- Soltani-ye Olya Location within Iran
- Coordinates: 32°04′08″N 59°29′11″E﻿ / ﻿32.06889°N 59.48639°E
- Country: Iran
- Province: South Khorasan
- County: Nehbandan
- District: Sardaran
- Rural District: Seyedal

Population (2016)
- • Total: 98
- Time zone: UTC+3:30 (IRST)

= Soltani-ye Olya =

Village in South Khorasan province, Iran

Soltani-ye Olya (سلطاني عليا) (Note: Also romanized as Soltani Olya, Solţānī ‘Olyā, and Solţānī-ye ‘Olyā; also known as Solţānī and Sutuni) is a village in Seyedal Rural District of Sardaran District in Nehbandan County, South Khorasan province, Iran.

==Demographics==
===Population===
At the time of the 2006 National Census, the village's population was 137 in 44 households, when it was in Arabkhaneh Rural District of Shusef District.

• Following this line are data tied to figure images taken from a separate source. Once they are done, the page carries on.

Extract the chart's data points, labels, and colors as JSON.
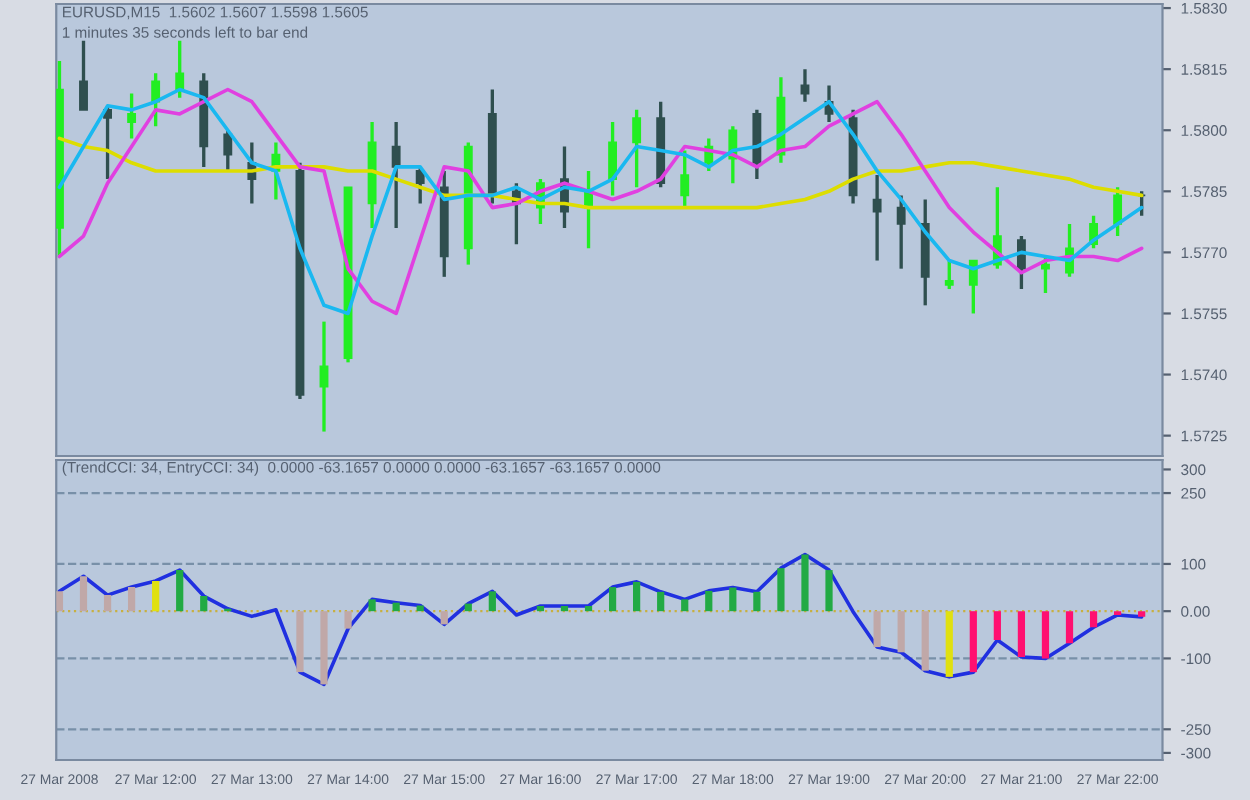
{
  "chart_data": [
    {
      "type": "candlestick",
      "x": [
        "2008-03-27T11:00",
        "2008-03-27T11:15",
        "2008-03-27T11:30",
        "2008-03-27T11:45",
        "2008-03-27T12:00",
        "2008-03-27T12:15",
        "2008-03-27T12:30",
        "2008-03-27T12:45",
        "2008-03-27T13:00",
        "2008-03-27T13:15",
        "2008-03-27T13:30",
        "2008-03-27T13:45",
        "2008-03-27T14:00",
        "2008-03-27T14:15",
        "2008-03-27T14:30",
        "2008-03-27T14:45",
        "2008-03-27T15:00",
        "2008-03-27T15:15",
        "2008-03-27T15:30",
        "2008-03-27T15:45",
        "2008-03-27T16:00",
        "2008-03-27T16:15",
        "2008-03-27T16:30",
        "2008-03-27T16:45",
        "2008-03-27T17:00",
        "2008-03-27T17:15",
        "2008-03-27T17:30",
        "2008-03-27T17:45",
        "2008-03-27T18:00",
        "2008-03-27T18:15",
        "2008-03-27T18:30",
        "2008-03-27T18:45",
        "2008-03-27T19:00",
        "2008-03-27T19:15",
        "2008-03-27T19:30",
        "2008-03-27T19:45",
        "2008-03-27T20:00",
        "2008-03-27T20:15",
        "2008-03-27T20:30",
        "2008-03-27T20:45",
        "2008-03-27T21:00",
        "2008-03-27T21:15",
        "2008-03-27T21:30",
        "2008-03-27T21:45",
        "2008-03-27T22:00",
        "2008-03-27T22:15"
      ],
      "ohlc": [
        [
          1.5776,
          1.5817,
          1.5769,
          1.581
        ],
        [
          1.5812,
          1.5822,
          1.5805,
          1.5805
        ],
        [
          1.5805,
          1.5806,
          1.5788,
          1.5803
        ],
        [
          1.5802,
          1.5809,
          1.5798,
          1.5804
        ],
        [
          1.5807,
          1.5814,
          1.5801,
          1.5812
        ],
        [
          1.581,
          1.5822,
          1.5808,
          1.5814
        ],
        [
          1.5812,
          1.5814,
          1.5791,
          1.5796
        ],
        [
          1.5799,
          1.58,
          1.579,
          1.5794
        ],
        [
          1.5792,
          1.5797,
          1.5782,
          1.5788
        ],
        [
          1.579,
          1.5797,
          1.5783,
          1.5794
        ],
        [
          1.579,
          1.5792,
          1.5734,
          1.5735
        ],
        [
          1.5737,
          1.5753,
          1.5726,
          1.5742
        ],
        [
          1.5744,
          1.5786,
          1.5743,
          1.5786
        ],
        [
          1.5782,
          1.5802,
          1.5776,
          1.5797
        ],
        [
          1.5796,
          1.5802,
          1.5776,
          1.5791
        ],
        [
          1.579,
          1.5791,
          1.5782,
          1.5787
        ],
        [
          1.5786,
          1.579,
          1.5764,
          1.5769
        ],
        [
          1.5771,
          1.5797,
          1.5767,
          1.5796
        ],
        [
          1.5804,
          1.581,
          1.5782,
          1.5784
        ],
        [
          1.5785,
          1.5787,
          1.5772,
          1.5782
        ],
        [
          1.5781,
          1.5788,
          1.5777,
          1.5787
        ],
        [
          1.5788,
          1.5796,
          1.5776,
          1.578
        ],
        [
          1.5781,
          1.579,
          1.5771,
          1.5785
        ],
        [
          1.5788,
          1.5802,
          1.5784,
          1.5797
        ],
        [
          1.5797,
          1.5805,
          1.5786,
          1.5803
        ],
        [
          1.5803,
          1.5807,
          1.5786,
          1.5787
        ],
        [
          1.5784,
          1.5795,
          1.5781,
          1.5789
        ],
        [
          1.5792,
          1.5798,
          1.579,
          1.5796
        ],
        [
          1.5793,
          1.5801,
          1.5787,
          1.58
        ],
        [
          1.5804,
          1.5805,
          1.5788,
          1.5792
        ],
        [
          1.5794,
          1.5813,
          1.5792,
          1.5808
        ],
        [
          1.5811,
          1.5815,
          1.5807,
          1.5809
        ],
        [
          1.5807,
          1.5811,
          1.5802,
          1.5804
        ],
        [
          1.5803,
          1.5805,
          1.5782,
          1.5784
        ],
        [
          1.5783,
          1.5789,
          1.5768,
          1.578
        ],
        [
          1.5781,
          1.5784,
          1.5766,
          1.5777
        ],
        [
          1.5777,
          1.5783,
          1.5757,
          1.5764
        ],
        [
          1.5762,
          1.5768,
          1.5761,
          1.5763
        ],
        [
          1.5762,
          1.5768,
          1.5755,
          1.5768
        ],
        [
          1.5767,
          1.5786,
          1.5766,
          1.5774
        ],
        [
          1.5773,
          1.5774,
          1.5761,
          1.5766
        ],
        [
          1.5766,
          1.5769,
          1.576,
          1.5767
        ],
        [
          1.5765,
          1.5777,
          1.5764,
          1.5771
        ],
        [
          1.5772,
          1.5779,
          1.5771,
          1.5777
        ],
        [
          1.5777,
          1.5786,
          1.5774,
          1.5784
        ],
        [
          1.5784,
          1.5785,
          1.5779,
          1.5784
        ]
      ],
      "colors": [
        "#22ee22",
        "#2f4f4f",
        "#2f4f4f",
        "#22ee22",
        "#22ee22",
        "#22ee22",
        "#2f4f4f",
        "#2f4f4f",
        "#2f4f4f",
        "#22ee22",
        "#2f4f4f",
        "#22ee22",
        "#22ee22",
        "#22ee22",
        "#2f4f4f",
        "#2f4f4f",
        "#2f4f4f",
        "#22ee22",
        "#2f4f4f",
        "#2f4f4f",
        "#22ee22",
        "#2f4f4f",
        "#22ee22",
        "#22ee22",
        "#22ee22",
        "#2f4f4f",
        "#22ee22",
        "#22ee22",
        "#22ee22",
        "#2f4f4f",
        "#22ee22",
        "#2f4f4f",
        "#2f4f4f",
        "#2f4f4f",
        "#2f4f4f",
        "#2f4f4f",
        "#2f4f4f",
        "#22ee22",
        "#22ee22",
        "#22ee22",
        "#2f4f4f",
        "#22ee22",
        "#22ee22",
        "#22ee22",
        "#22ee22",
        "#2f4f4f"
      ],
      "series": [
        {
          "type": "line",
          "color": "#dddd00",
          "values": [
            1.5798,
            1.5796,
            1.5795,
            1.5792,
            1.579,
            1.579,
            1.579,
            1.579,
            1.579,
            1.5791,
            1.5791,
            1.5791,
            1.579,
            1.579,
            1.5788,
            1.5786,
            1.5784,
            1.5784,
            1.5784,
            1.5783,
            1.5782,
            1.5782,
            1.5781,
            1.5781,
            1.5781,
            1.5781,
            1.5781,
            1.5781,
            1.5781,
            1.5781,
            1.5782,
            1.5783,
            1.5785,
            1.5788,
            1.579,
            1.579,
            1.5791,
            1.5792,
            1.5792,
            1.5791,
            1.579,
            1.5789,
            1.5788,
            1.5786,
            1.5785,
            1.5784
          ]
        },
        {
          "type": "line",
          "color": "#e040e0",
          "values": [
            1.5769,
            1.5774,
            1.5787,
            1.5796,
            1.5805,
            1.5804,
            1.5807,
            1.581,
            1.5807,
            1.5799,
            1.5791,
            1.579,
            1.5766,
            1.5758,
            1.5755,
            1.5773,
            1.5791,
            1.579,
            1.5781,
            1.5782,
            1.5785,
            1.5787,
            1.5785,
            1.5783,
            1.5785,
            1.5788,
            1.5796,
            1.5795,
            1.5794,
            1.5791,
            1.5795,
            1.5796,
            1.5801,
            1.5804,
            1.5807,
            1.5799,
            1.579,
            1.5781,
            1.5775,
            1.577,
            1.5765,
            1.5768,
            1.5769,
            1.5769,
            1.5768,
            1.5771
          ]
        },
        {
          "type": "line",
          "color": "#1ab8f0",
          "values": [
            1.5786,
            1.5796,
            1.5806,
            1.5805,
            1.5807,
            1.581,
            1.5808,
            1.58,
            1.5792,
            1.579,
            1.5771,
            1.5757,
            1.5755,
            1.5774,
            1.5791,
            1.5791,
            1.5783,
            1.5784,
            1.5784,
            1.5786,
            1.5783,
            1.5786,
            1.5785,
            1.5788,
            1.5796,
            1.5795,
            1.5794,
            1.5791,
            1.5795,
            1.5796,
            1.5799,
            1.5803,
            1.5807,
            1.5799,
            1.579,
            1.5783,
            1.5775,
            1.5768,
            1.5766,
            1.5768,
            1.577,
            1.5769,
            1.5768,
            1.5773,
            1.5777,
            1.5781
          ]
        }
      ],
      "xlim": [
        "2008-03-27T10:58",
        "2008-03-27T22:28"
      ],
      "ylim": [
        1.572,
        1.5831
      ],
      "yticks": [
        {
          "value": 1.5725,
          "label": "1.5725"
        },
        {
          "value": 1.574,
          "label": "1.5740"
        },
        {
          "value": 1.5755,
          "label": "1.5755"
        },
        {
          "value": 1.577,
          "label": "1.5770"
        },
        {
          "value": 1.5785,
          "label": "1.5785"
        },
        {
          "value": 1.58,
          "label": "1.5800"
        },
        {
          "value": 1.5815,
          "label": "1.5815"
        },
        {
          "value": 1.583,
          "label": "1.5830"
        }
      ],
      "tick_labels": "y",
      "annotations": [
        "EURUSD,M15  1.5602 1.5607 1.5598 1.5605",
        "1 minutes 35 seconds left to bar end"
      ]
    },
    {
      "type": "line",
      "x": [
        "2008-03-27T11:00",
        "2008-03-27T11:15",
        "2008-03-27T11:30",
        "2008-03-27T11:45",
        "2008-03-27T12:00",
        "2008-03-27T12:15",
        "2008-03-27T12:30",
        "2008-03-27T12:45",
        "2008-03-27T13:00",
        "2008-03-27T13:15",
        "2008-03-27T13:30",
        "2008-03-27T13:45",
        "2008-03-27T14:00",
        "2008-03-27T14:15",
        "2008-03-27T14:30",
        "2008-03-27T14:45",
        "2008-03-27T15:00",
        "2008-03-27T15:15",
        "2008-03-27T15:30",
        "2008-03-27T15:45",
        "2008-03-27T16:00",
        "2008-03-27T16:15",
        "2008-03-27T16:30",
        "2008-03-27T16:45",
        "2008-03-27T17:00",
        "2008-03-27T17:15",
        "2008-03-27T17:30",
        "2008-03-27T17:45",
        "2008-03-27T18:00",
        "2008-03-27T18:15",
        "2008-03-27T18:30",
        "2008-03-27T18:45",
        "2008-03-27T19:00",
        "2008-03-27T19:15",
        "2008-03-27T19:30",
        "2008-03-27T19:45",
        "2008-03-27T20:00",
        "2008-03-27T20:15",
        "2008-03-27T20:30",
        "2008-03-27T20:45",
        "2008-03-27T21:00",
        "2008-03-27T21:15",
        "2008-03-27T21:30",
        "2008-03-27T21:45",
        "2008-03-27T22:00",
        "2008-03-27T22:15"
      ],
      "series": [
        {
          "type": "bar",
          "colors": [
            "#c0a8a8",
            "#c0a8a8",
            "#c0a8a8",
            "#c0a8a8",
            "#e0e010",
            "#22aa44",
            "#22aa44",
            "#22aa44",
            "#c0a8a8",
            "#c0a8a8",
            "#c0a8a8",
            "#c0a8a8",
            "#c0a8a8",
            "#22aa44",
            "#22aa44",
            "#22aa44",
            "#c0a8a8",
            "#22aa44",
            "#22aa44",
            "#22aa44",
            "#22aa44",
            "#22aa44",
            "#22aa44",
            "#22aa44",
            "#22aa44",
            "#22aa44",
            "#22aa44",
            "#22aa44",
            "#22aa44",
            "#22aa44",
            "#22aa44",
            "#22aa44",
            "#22aa44",
            "#c0a8a8",
            "#c0a8a8",
            "#c0a8a8",
            "#c0a8a8",
            "#e0e010",
            "#ff1070",
            "#ff1070",
            "#ff1070",
            "#ff1070",
            "#ff1070",
            "#ff1070",
            "#ff1070",
            "#ff1070"
          ],
          "values": [
            42,
            74,
            34,
            51,
            64,
            87,
            32,
            5,
            null,
            null,
            -129,
            -155,
            -37,
            25,
            18,
            12,
            -28,
            16,
            42,
            null,
            11,
            11,
            11,
            51,
            62,
            41,
            25,
            43,
            50,
            41,
            91,
            120,
            87,
            null,
            -76,
            -87,
            -126,
            -139,
            -129,
            -61,
            -97,
            -100,
            -68,
            -34,
            -8,
            -12
          ]
        },
        {
          "type": "line",
          "color": "#2030e0",
          "values": [
            42,
            74,
            34,
            51,
            64,
            87,
            32,
            5,
            -11,
            3,
            -129,
            -155,
            -37,
            25,
            18,
            12,
            -28,
            16,
            42,
            -8,
            11,
            11,
            11,
            51,
            62,
            41,
            25,
            43,
            50,
            41,
            91,
            120,
            87,
            -1,
            -76,
            -87,
            -126,
            -139,
            -129,
            -61,
            -97,
            -100,
            -68,
            -34,
            -8,
            -12
          ]
        }
      ],
      "xlim": [
        "2008-03-27T10:58",
        "2008-03-27T22:28"
      ],
      "xticks": [
        {
          "value": "2008-03-27T11:00",
          "label": "27 Mar 2008"
        },
        {
          "value": "2008-03-27T12:00",
          "label": "27 Mar 12:00"
        },
        {
          "value": "2008-03-27T13:00",
          "label": "27 Mar 13:00"
        },
        {
          "value": "2008-03-27T14:00",
          "label": "27 Mar 14:00"
        },
        {
          "value": "2008-03-27T15:00",
          "label": "27 Mar 15:00"
        },
        {
          "value": "2008-03-27T16:00",
          "label": "27 Mar 16:00"
        },
        {
          "value": "2008-03-27T17:00",
          "label": "27 Mar 17:00"
        },
        {
          "value": "2008-03-27T18:00",
          "label": "27 Mar 18:00"
        },
        {
          "value": "2008-03-27T19:00",
          "label": "27 Mar 19:00"
        },
        {
          "value": "2008-03-27T20:00",
          "label": "27 Mar 20:00"
        },
        {
          "value": "2008-03-27T21:00",
          "label": "27 Mar 21:00"
        },
        {
          "value": "2008-03-27T22:00",
          "label": "27 Mar 22:00"
        }
      ],
      "ylim": [
        -315,
        320
      ],
      "yticks": [
        -300,
        -250,
        -100,
        {
          "value": 0,
          "label": "0.00"
        },
        100,
        250,
        300
      ],
      "ref_lines": [
        {
          "axis": "y",
          "value": 250,
          "color": "#7890a8",
          "line_style": "dashed"
        },
        {
          "axis": "y",
          "value": 100,
          "color": "#7890a8",
          "line_style": "dashed"
        },
        {
          "axis": "y",
          "value": 0,
          "color": "#c8b040",
          "line_style": "dotted"
        },
        {
          "axis": "y",
          "value": -100,
          "color": "#7890a8",
          "line_style": "dashed"
        },
        {
          "axis": "y",
          "value": -250,
          "color": "#7890a8",
          "line_style": "dashed"
        }
      ],
      "annotations": [
        "(TrendCCI: 34, EntryCCI: 34)  0.0000 -63.1657 0.0000 0.0000 -63.1657 -63.1657 0.0000"
      ]
    }
  ]
}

The following census in 2011 counted 101 people in 31 households. The 2016 census measured the population of the village as 98 people in 31 households.

In 2020, the rural district was separated from the district in the formation of Sardaran District, and Soltani-ye Olya was transferred to Seyedal Rural District created in the new district.